Sia Brelich sia Villa restarono largamente incompresi in vita e si dovettero contentare di una fortuna tardiva e modesta. Quasi esoterica, in realtà, la fama villana, un poco più ampia quella di Brelich, grazie anche alla prosa accattivante dei suoi “saggi romanzati”.
La “Giuditta” che appare postuma presso Adelphi, è un brillante esempio di riscrittura ironica e trasgressiva della trama veterotestamentaria. Brelich trasforma l’antica saga della vedova, capace di mozzare con un colpo di spada la testa dell’odiato Oloferne, in un dramma psicologico, anzi psicoanalitico, di sorniona ambientazione borghese.
E’ una ricostruzione intessuta di reticenze, in cui le lacune della narrazione biblica vengono trasformate in altrettanti spunti d’interpretazione. Brelich dialoga col lettore, anzi lo intrattiene con un tono di causerie colta, quasi fosse seduto al tavolo di un caffè mitteleuropeo.
Insomma, che tipo di donna era questa Giuditta? E poi, era davvero così virtuosa? Non c’è dubbio che fosse bellissima e si fosse cacciata in un complotto di prim’ordine. Brelich la ritrae come una specie di Mata Hari, impegnata in una spregiudicata operazione di spionaggio. Ma il mandante, “il misterioso Vecchio, a capo di ogni intelligence che si rispetti, questa volta è addirittura il vecchio Dio dell’Antico Testamento”.
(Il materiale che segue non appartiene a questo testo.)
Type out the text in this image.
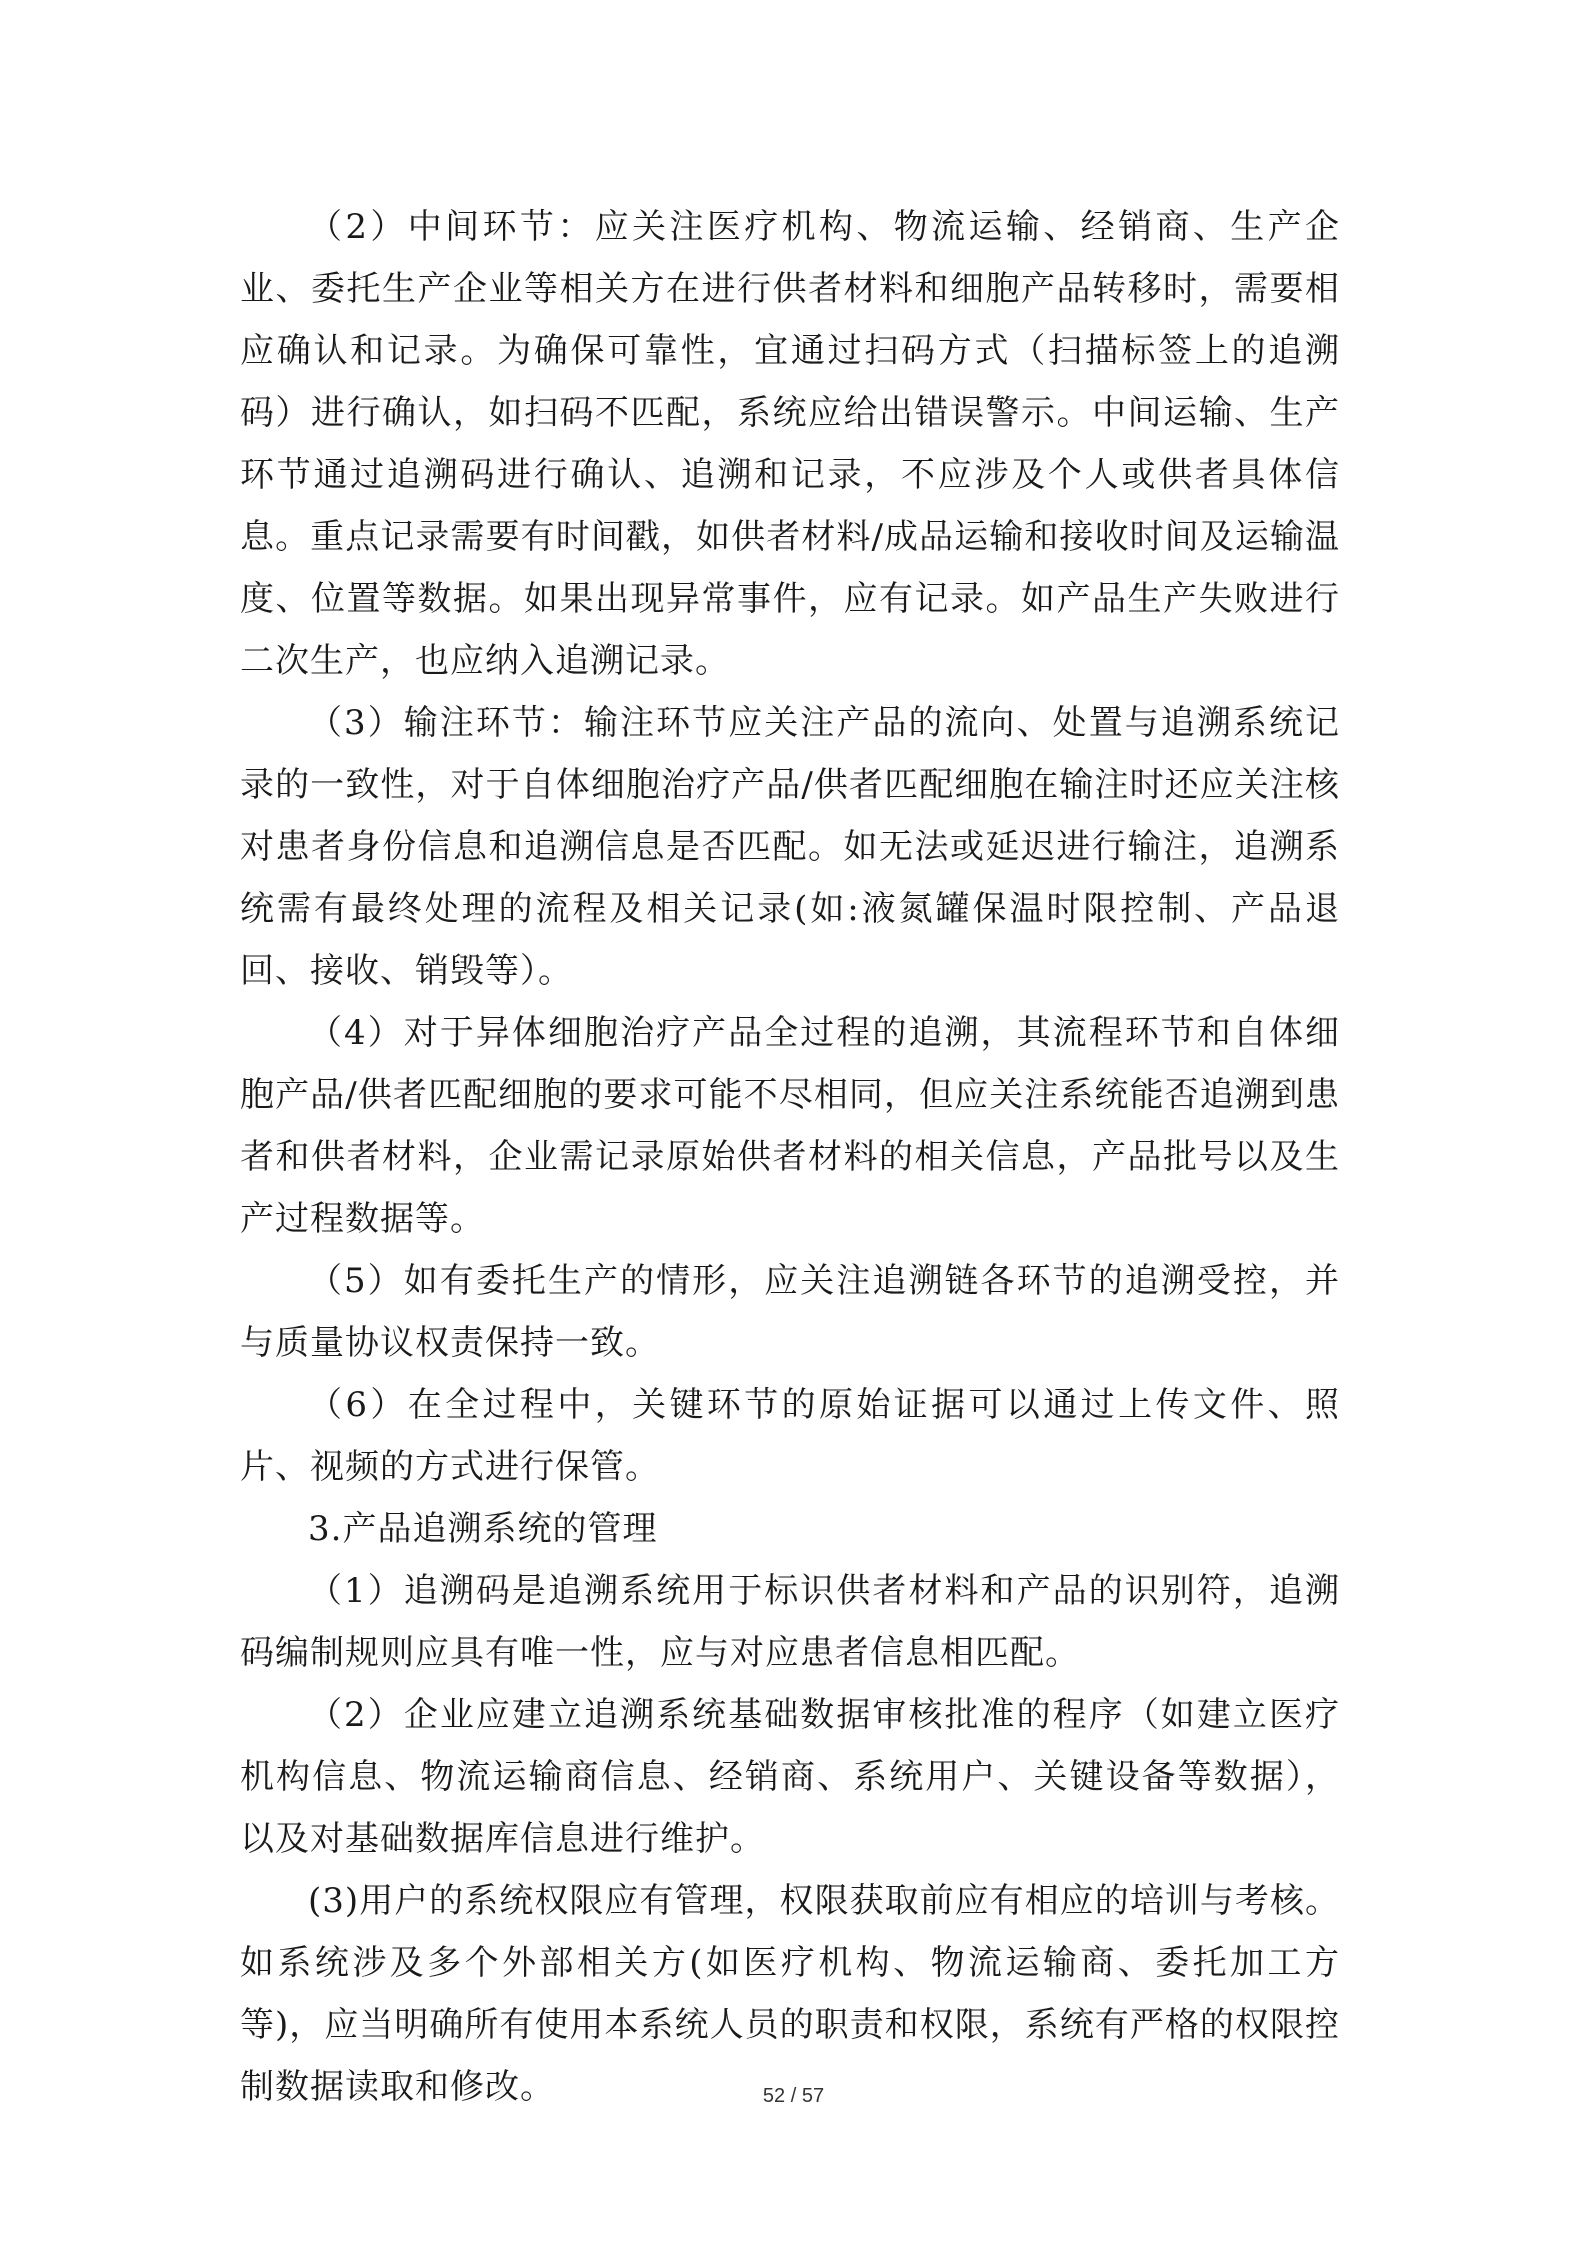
（2）中间环节：应关注医疗机构、物流运输、经销商、生产企业、委托生产企业等相关方在进行供者材料和细胞产品转移时，需要相应确认和记录。为确保可靠性，宜通过扫码方式（扫描标签上的追溯码）进行确认，如扫码不匹配，系统应给出错误警示。中间运输、生产环节通过追溯码进行确认、追溯和记录，不应涉及个人或供者具体信息。重点记录需要有时间戳，如供者材料/成品运输和接收时间及运输温度、位置等数据。如果出现异常事件，应有记录。如产品生产失败进行二次生产，也应纳入追溯记录。

（3）输注环节：输注环节应关注产品的流向、处置与追溯系统记录的一致性，对于自体细胞治疗产品/供者匹配细胞在输注时还应关注核对患者身份信息和追溯信息是否匹配。如无法或延迟进行输注，追溯系统需有最终处理的流程及相关记录(如:液氮罐保温时限控制、产品退回、接收、销毁等）。

（4）对于异体细胞治疗产品全过程的追溯，其流程环节和自体细胞产品/供者匹配细胞的要求可能不尽相同，但应关注系统能否追溯到患者和供者材料，企业需记录原始供者材料的相关信息，产品批号以及生产过程数据等。

（5）如有委托生产的情形，应关注追溯链各环节的追溯受控，并与质量协议权责保持一致。

（6）在全过程中，关键环节的原始证据可以通过上传文件、照片、视频的方式进行保管。

3.产品追溯系统的管理

（1）追溯码是追溯系统用于标识供者材料和产品的识别符，追溯码编制规则应具有唯一性，应与对应患者信息相匹配。

（2）企业应建立追溯系统基础数据审核批准的程序（如建立医疗机构信息、物流运输商信息、经销商、系统用户、关键设备等数据），以及对基础数据库信息进行维护。

(3)用户的系统权限应有管理，权限获取前应有相应的培训与考核。如系统涉及多个外部相关方(如医疗机构、物流运输商、委托加工方等)，应当明确所有使用本系统人员的职责和权限，系统有严格的权限控制数据读取和修改。	52 / 57
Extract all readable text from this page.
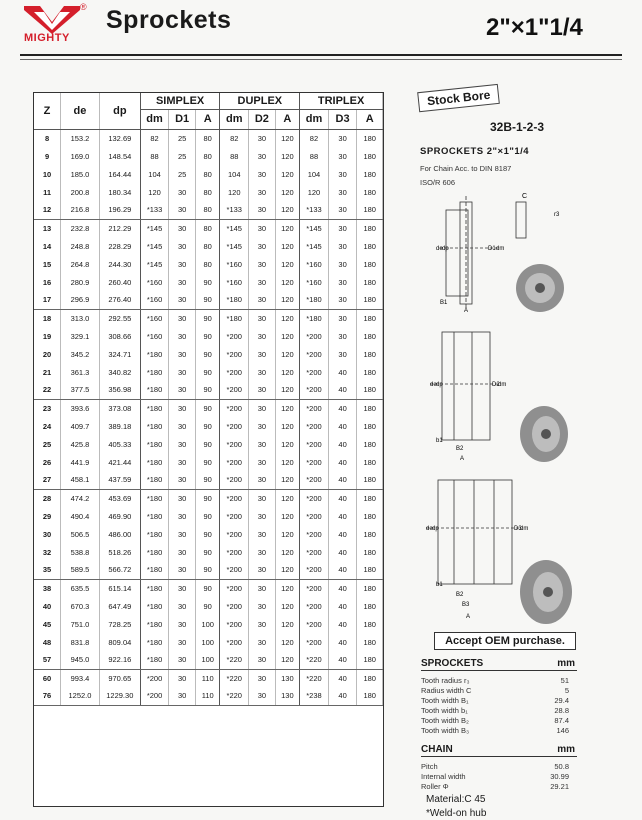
®
MIGHTY
Sprockets	2"×1"1/4
Z	de	dp	SIMPLEX			DUPLEX			TRIPLEX		
			dm	D1	A	dm	D2	A	dm	D3	A
8	153.2	132.69	82	25	80	82	30	120	82	30	180
9	169.0	148.54	88	25	80	88	30	120	88	30	180
10	185.0	164.44	104	25	80	104	30	120	104	30	180
11	200.8	180.34	120	30	80	120	30	120	120	30	180
12	216.8	196.29	*133	30	80	*133	30	120	*133	30	180
13	232.8	212.29	*145	30	80	*145	30	120	*145	30	180
14	248.8	228.29	*145	30	80	*145	30	120	*145	30	180
15	264.8	244.30	*145	30	80	*160	30	120	*160	30	180
16	280.9	260.40	*160	30	90	*160	30	120	*160	30	180
17	296.9	276.40	*160	30	90	*180	30	120	*180	30	180
18	313.0	292.55	*160	30	90	*180	30	120	*180	30	180
19	329.1	308.66	*160	30	90	*200	30	120	*200	30	180
20	345.2	324.71	*180	30	90	*200	30	120	*200	30	180
21	361.3	340.82	*180	30	90	*200	30	120	*200	40	180
22	377.5	356.98	*180	30	90	*200	30	120	*200	40	180
23	393.6	373.08	*180	30	90	*200	30	120	*200	40	180
24	409.7	389.18	*180	30	90	*200	30	120	*200	40	180
25	425.8	405.33	*180	30	90	*200	30	120	*200	40	180
26	441.9	421.44	*180	30	90	*200	30	120	*200	40	180
27	458.1	437.59	*180	30	90	*200	30	120	*200	40	180
28	474.2	453.69	*180	30	90	*200	30	120	*200	40	180
29	490.4	469.90	*180	30	90	*200	30	120	*200	40	180
30	506.5	486.00	*180	30	90	*200	30	120	*200	40	180
32	538.8	518.26	*180	30	90	*200	30	120	*200	40	180
35	589.5	566.72	*180	30	90	*200	30	120	*200	40	180
38	635.5	615.14	*180	30	90	*200	30	120	*200	40	180
40	670.3	647.49	*180	30	90	*200	30	120	*200	40	180
45	751.0	728.25	*180	30	100	*200	30	120	*200	40	180
48	831.8	809.04	*180	30	100	*200	30	120	*200	40	180
57	945.0	922.16	*180	30	100	*220	30	120	*220	40	180
60	993.4	970.65	*200	30	110	*220	30	130	*220	40	180
76	1252.0	1229.30	*200	30	110	*220	30	130	*238	40	180
Stock Bore
32B-1-2-3
SPROCKETS 2"×1"1/4
For Chain Acc. to DIN 8187
ISO/R 606
de dp	D1 dm
B1
A
C
r3
de dp	D2
dm
b1
B2
A
de dp	D3
dm
b1
B2
B3
A
Accept OEM purchase.
SPROCKETS	mm
Tooth radius r₃	51
Radius width C	5
Tooth width B₁	29.4
Tooth width b₁	28.8
Tooth width B₂	87.4
Tooth width B₃	146
CHAIN	mm
Pitch	50.8
Internal width	30.99
Roller Φ	29.21
Material:C 45
*Weld-on hub
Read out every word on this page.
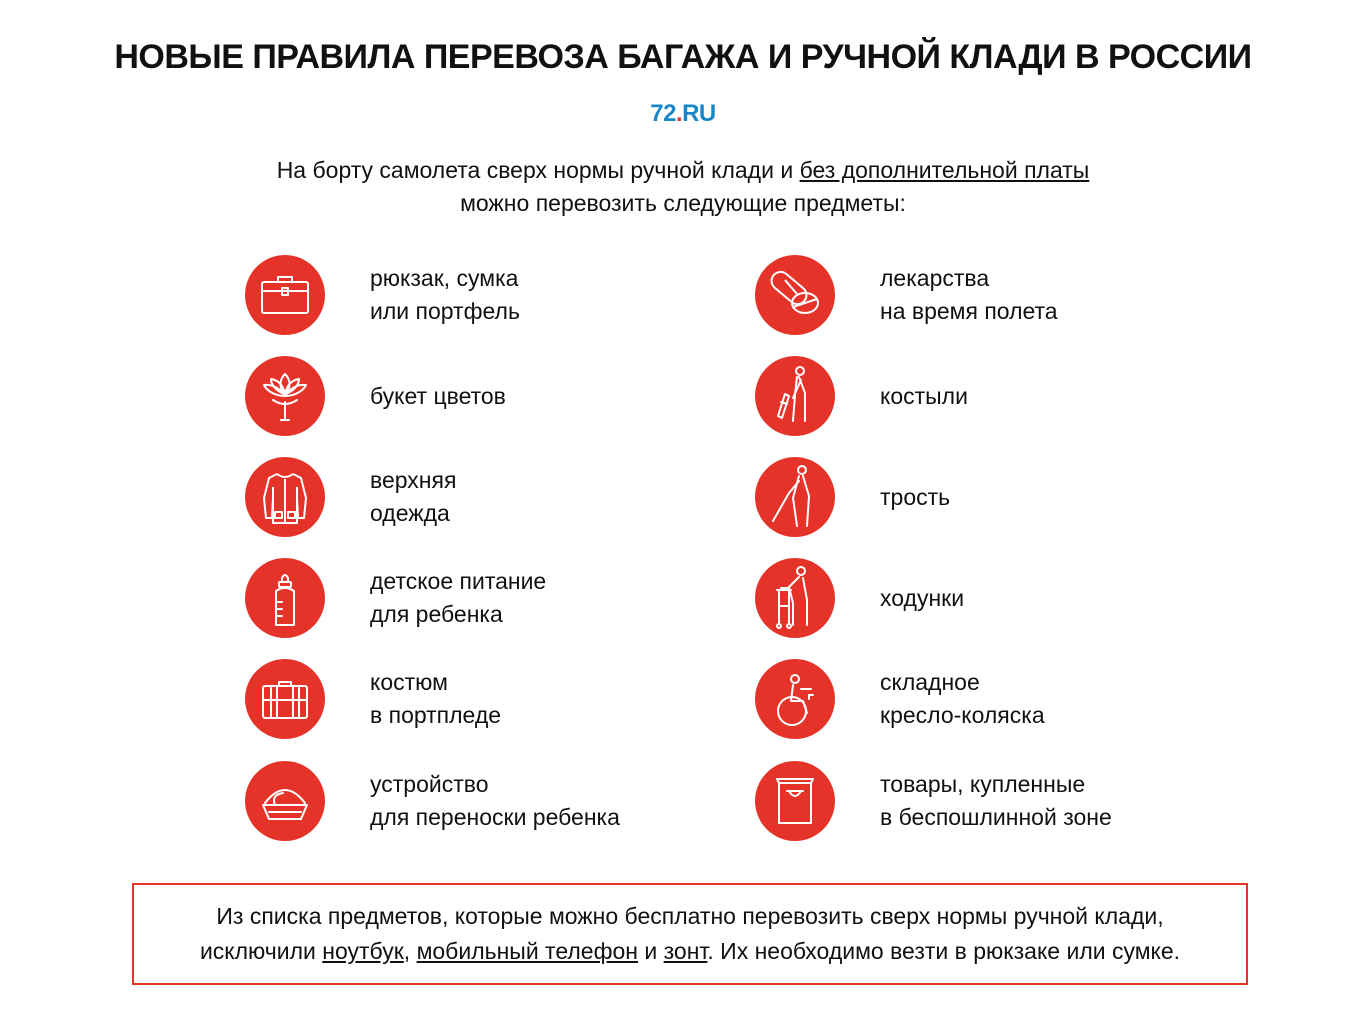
НОВЫЕ ПРАВИЛА ПЕРЕВОЗА БАГАЖА И РУЧНОЙ КЛАДИ В РОССИИ
72.RU
На борту самолета сверх нормы ручной клади и без дополнительной платы
можно перевозить следующие предметы:
рюкзак, сумка
или портфель
букет цветов
верхняя
одежда
детское питание
для ребенка
костюм
в портпледе
устройство
для переноски ребенка
лекарства
на время полета
костыли
трость
ходунки
складное
кресло-коляска
товары, купленные
в беспошлинной зоне
Из списка предметов, которые можно бесплатно перевозить сверх нормы ручной клади,
исключили ноутбук, мобильный телефон и зонт. Их необходимо везти в рюкзаке или сумке.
Il canovaccio biblico si trasforma così nella storia di un complotto internazionale, in cui Giuditta, da sola nell’accampamento nemico, mette a nudo, prima ancora del suo corpo desiderabile, un’anima da gran dama nevrotica. Come in ogni thriller che si rispetti, c’è una macchia nel passato dell’eroina, un trauma sessuale che Brelich esplora col tatto di un uomo di mondo, arrabbiandosi per di più coi lettori se non sanno raccogliere la sua sfida di teologia psicanalitica: “Cerchiamo di non dimenticare, per carità, che Giuditta era una santa e pia donna, e non una puttanella…”
Fragile fin che si vuole, insomma, la nostra vedova, ma proprio per questo adattissima alla missione affidatale dal grande Vecchio, “giacchè, malgrado l’enorme differenza che corre fra un dio, un ammiraglio Canaris, o un Al Capone, essi si assomigliano su un punto essenziale: scelgono con oculatezza”. D’altronde fare la festa a Oloferne non è poi così facile, sia perché è potentissimo, sia perché – ed è questo il lato piccante del libro – il generale assiro è in realtà un navigato tombeur de femmes.
Sappiamo tutti come andò a finire, ma Brelich riesce a mantenere la suspense fino all’ultima pagina, dando a ciascuno il suo, ovvero a Dio l’alto dei cieli, a Giuditta una vittoria che più amara non si può, e a noi una Bibbia spregiudicata, un po’ farsa e un po’ tragedia.